Serial renovator Tracey Petherick continues her three-part series on home-build survival tactics, with good-to-know tips on housekeeping, moving rooms and working to a budget. 

Housekeeping ground rules                                                                                    

If you’re living in the property during the works, unless you enjoy making endless cups of tea and coffee, show your builders where everything is and tell them to help themselves. I worked this out on the 16th cup of day 1. There is also a discussion to be had over toilet facilities. I won’t go into detail, but suffice to say renting a Portaloo might be the best investment you ever made.

Moving rooms around (aka Having an open mind)                                    

For our loft conversion we had architect drawings for a single massive bedroom, but after our interior designer diplomatically pointed out that, “you could, er, stick a wall in here,” we ended up with two good sized spare rooms – one for guests and one as an office.

Similarly, during our full house renovation, our interior designer and I scratched our chins for quite a while over the master bedroom’s ensuite bathroom.
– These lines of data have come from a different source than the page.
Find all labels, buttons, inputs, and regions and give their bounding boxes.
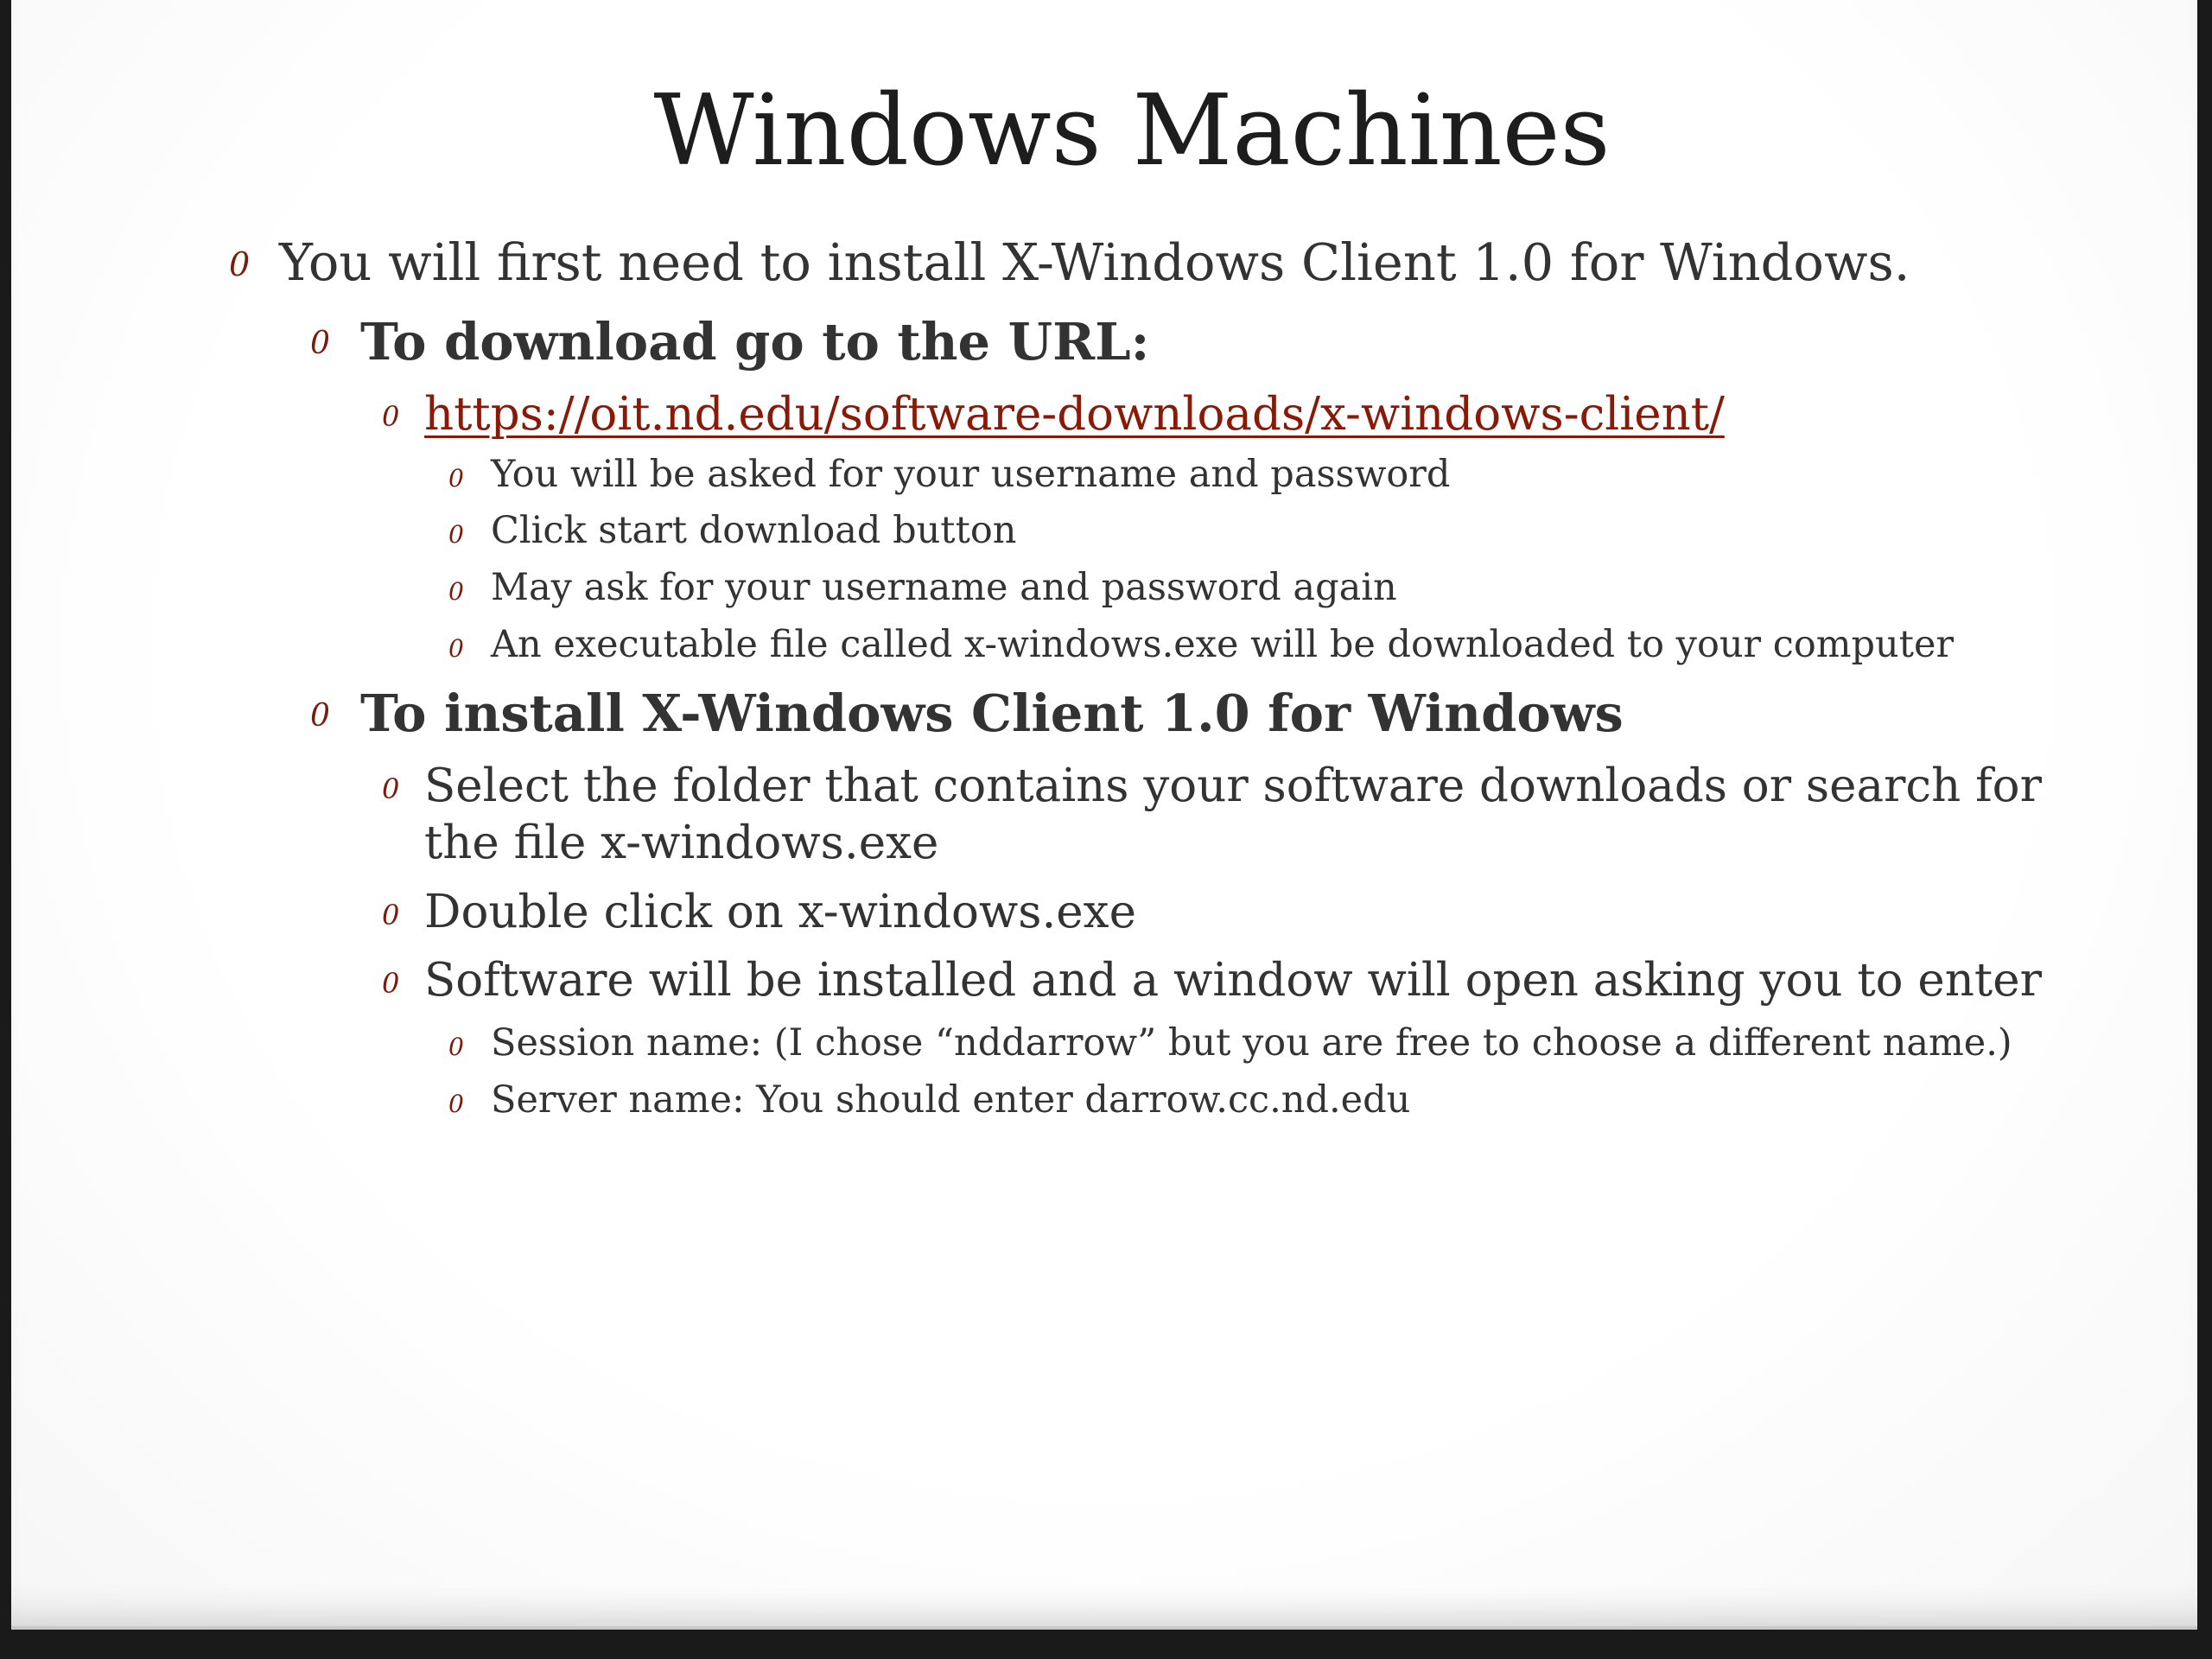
slide-title: Windows Machines	[653, 73, 1611, 188]
bullet-icon: 0	[382, 967, 400, 1000]
bullet-icon: 0	[448, 1090, 464, 1118]
bullet-icon: 0	[448, 577, 464, 606]
bullet-icon: 0	[382, 772, 400, 805]
bullet-icon: 0	[229, 245, 251, 283]
bullet-icon: 0	[448, 464, 464, 493]
bullet-text-session-name: Session name: (I chose “nddarrow” but you are free to choose a different name.)	[491, 1021, 2012, 1065]
bullet-icon: 0	[448, 520, 464, 549]
bullet-text-executable: An executable file called x-windows.exe will be downloaded to your computer	[491, 623, 1955, 666]
bullet-text-software-installed: Software will be installed and a window will open asking you to enter	[424, 954, 2042, 1007]
bullet-icon: 0	[310, 698, 330, 734]
bullet-text-username-password: You will be asked for your username and password	[491, 453, 1451, 496]
bullet-icon: 0	[310, 326, 330, 361]
bullet-text-double-click: Double click on x-windows.exe	[424, 886, 1136, 938]
bullet-text-start-download: Click start download button	[491, 509, 1017, 552]
bullet-text-install-heading: To install X-Windows Client 1.0 for Windows	[360, 683, 1624, 743]
bullet-text-select-folder: Select the folder that contains your software downloads or search for	[424, 760, 2042, 812]
bullet-text-select-folder-cont: the file x-windows.exe	[424, 817, 939, 869]
bullet-icon: 0	[448, 1033, 464, 1061]
download-url-link[interactable]: https://oit.nd.edu/software-downloads/x-windows-client/	[424, 388, 1725, 441]
bullet-icon: 0	[382, 400, 400, 433]
bullet-icon: 0	[448, 634, 464, 663]
bullet-icon: 0	[382, 899, 400, 931]
bullet-text-install-intro: You will first need to install X-Windows Client 1.0 for Windows.	[279, 232, 1910, 292]
bullet-text-server-name: Server name: You should enter darrow.cc.nd.edu	[491, 1078, 1411, 1122]
bullet-text-download-heading: To download go to the URL:	[360, 312, 1150, 372]
slide	[11, 0, 2197, 1630]
bullet-text-ask-again: May ask for your username and password again	[491, 566, 1397, 609]
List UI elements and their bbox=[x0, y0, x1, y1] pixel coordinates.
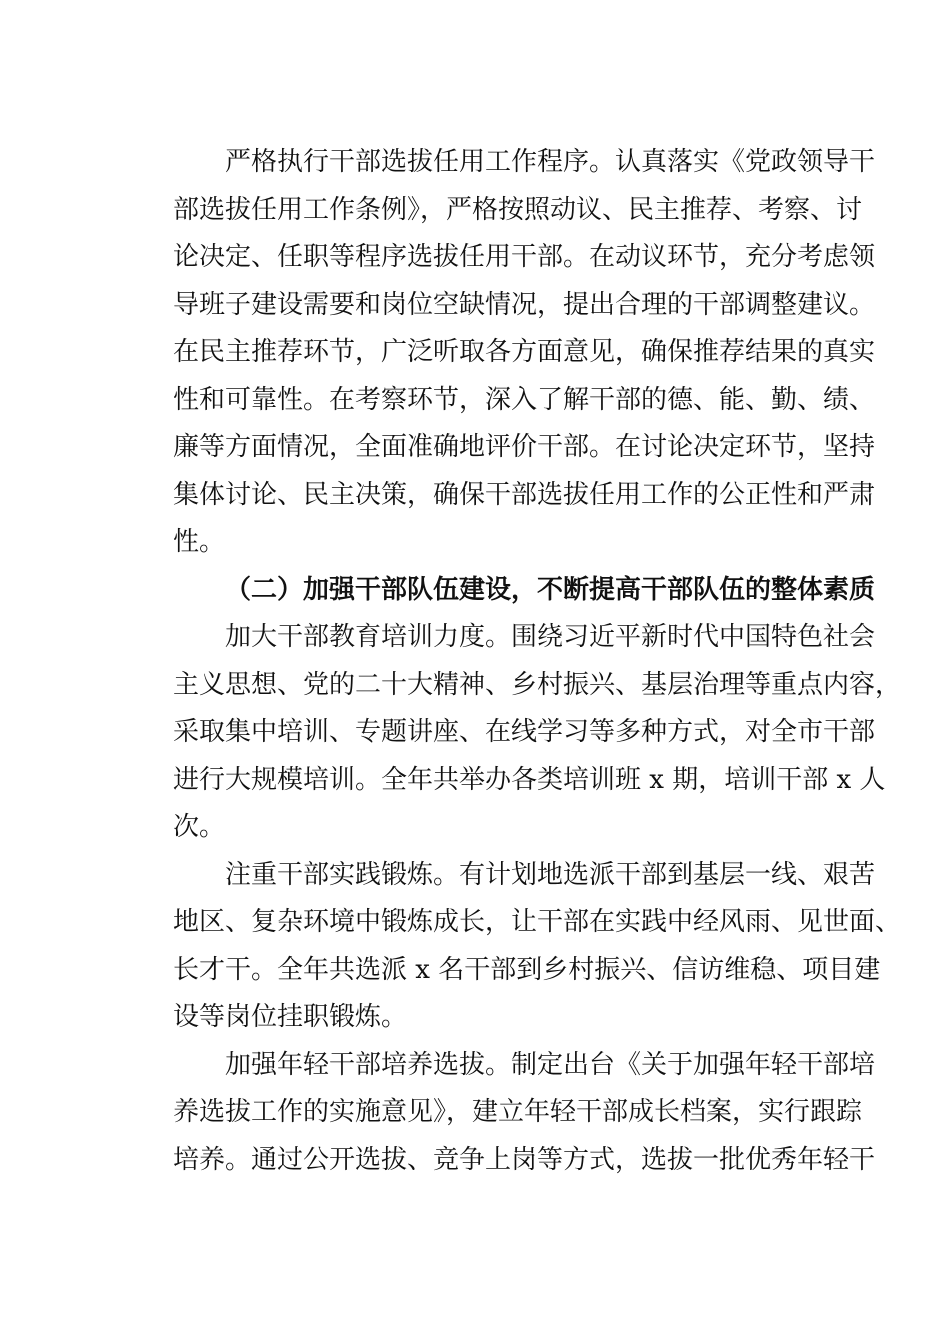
paragraph-3-line-4: 设等岗位挂职锻炼。 bbox=[173, 1002, 408, 1032]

At first it felt reckless to knock the whole thing down and rebuild it on the other side of the room, but it made such a difference to the usable space in the bedroom it was well worth it. And it’s especially fun if you’re allowed a go on the sledge hammer. (Shh, don’t tell the Health and Safety Officer.)

Accessorise in advance

Big decisions – like which kitchen you want – are always going to be made in advance, but smaller features and accessories are often left to the last minute. Door handles? Curtains and blinds? You don’t want to find yourself making quick decisions and ending up with ill-fitting ready-made blinds. You need to cogitate and consider the options. Let’s face it, one of the best bits of any renovation is choosing the trimmings.

This is when interior designers and project managers really come into their own. Not only do they have creative ideas and an eye for style, they’re also the ones who will keep this stuff on your radar, right from the start, so that you’re making these decisions in plenty of time.

Also – bonus – when you finally move back in, you’ll find yourself gazing affectionately at the bathroom tap, thinking, “Hello old friend, I remember choosing you, all those moons ago…”

Blowing the budget, and how not to                                                    

Everybody thinks they’ll be the ones who remember all the elements that are required for their renovation. Nobody thinks they’ll be like those people on Grand Designs who go £80,000 over budget. But there’s a reason why everybody – literally, everybody – goes over budget. It’s because there are so many aspects of a build to factor in. The basic quotes from architects, builders, kitchen companies and bathroom suppliers are just the tip of the budgeting iceberg. I might be a teensy bit biased, but investing in a project manager is worth every penny. They will consider every aspect of your build and give you a complete estimate with no surprises. The bottom line might look bigger, but at least you know it’s realistic.